# Breaking Down DSAs: Two Sum

### Claire Muller ・2 min read

Another week, another blog post! I really enjoyed writing my last post about solving a popular coding problem, valid anagram, and I thought I would try another this week. So today I'll be walking through my various solutions to the popular two sum problem, using JavaScript.
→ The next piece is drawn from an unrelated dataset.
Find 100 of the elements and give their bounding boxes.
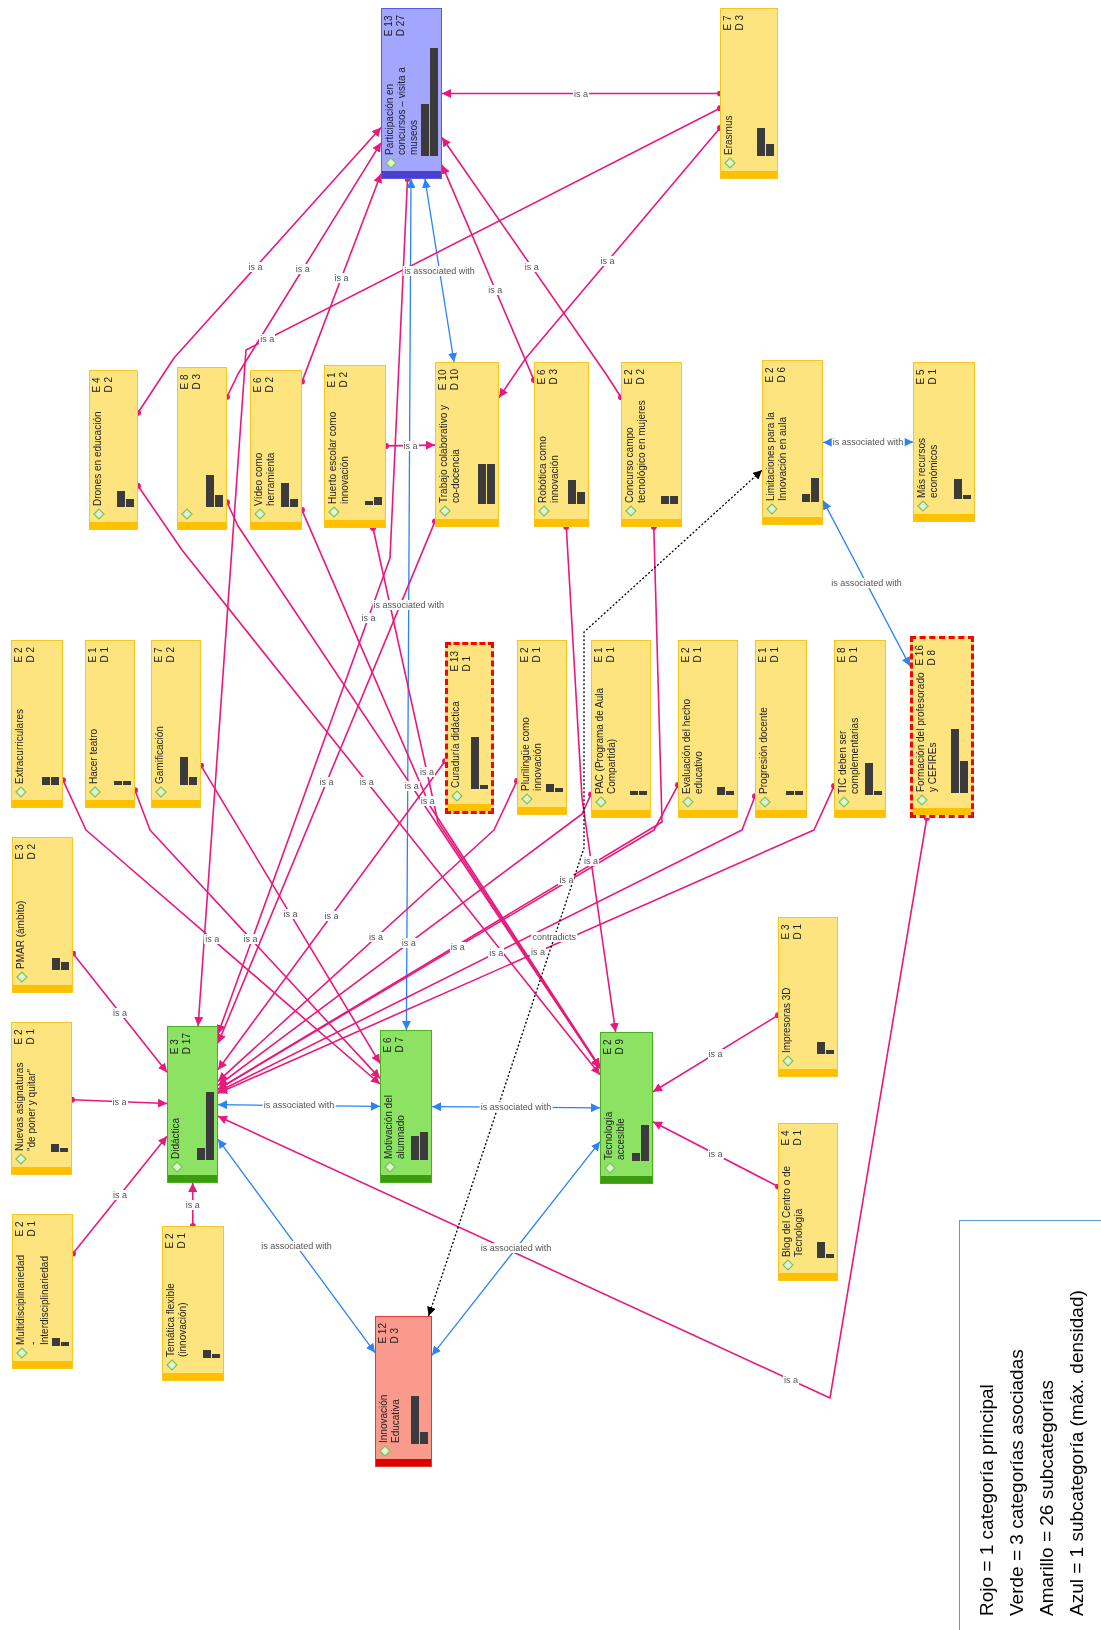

There are a few different variations of this problem, but the one I'll be doing comes from LeetCode. The problem: Given an array of integers, return the indices of the two numbers that add up to a given sum.

```
Input: nums = [2, 7, 11, 15], sum = 9
Output: [0, 1]
Because nums[0] + nums[1] = 2 + 7 = 9
```

I always like to start out with the most obvious brute force solution in order to make sure I have a good understanding of the problem. So my first solution was to simply use two nested for loops to check each combination of numbers. If adding the two numbers together equalled the given sum, then return the indices of those two numbers. If there's no combination, return an empty array.

```
var twoSum = function(nums, sum) {
for (let i = 0; i < nums.length; i++) {
for (let j = i + 1; j < nums.length; j++) {
if (nums[i] + nums[j] === sum) {
return [i, j];
}
}
};
return [];
};
```

Now I learned long ago that nested for loops have a runtime of O( n^{2} ), which is not ideal. There's pretty much always a better, more efficient way, and it usually involves an object/hash table/dictionary/whatever your programming language of choice calls it.

After thinking on this for a minute, I realized that I can iterate through the array and save each number and its index in an object, giving me this:

```
// given nums = [2, 7, 11, 15]
obj = {2: 0, 7: 1, 11: 2, 15: 3}
```

While building this object, I can check to see if the current number's complement (the sum minus the current number) already exists in the object. To make it a little easier to read, I saved this target number to a variable.

```
let target = sum - nums[i];
if (obj.hasOwnProperty(target)) {
return [obj[target], i];
}
```

This way, if the two numbers are near the beginning of the array, we don't even need to check the rest of the array and can return. This solution gives us time and space of O(n), which is twice as fast as using nested for loops. The final solution looks something like this:

```
var twoSum = function(nums, sum) {
let obj = {};
for (let i = 0; i < nums.length; i++) {
// save target number to variable, easier to read
let target = sum - nums[i];
// if the object has a key of the target number
// return its index (the value) and current index of nums
if (obj.hasOwnProperty(target)) {
return [obj[target], i];
}
// otherwise, create key value pair of the current number and its index
obj[nums[i]] = i;
}
return [];
};
```

Thanks for tuning in, and I'll catch you next week!

Awesome step by step Claire! :)

I just tried out this problem on Leetcode last night! I thought about introducing an object to solve it but never got around to trying it out. I really like your solution though! Great job, Claire!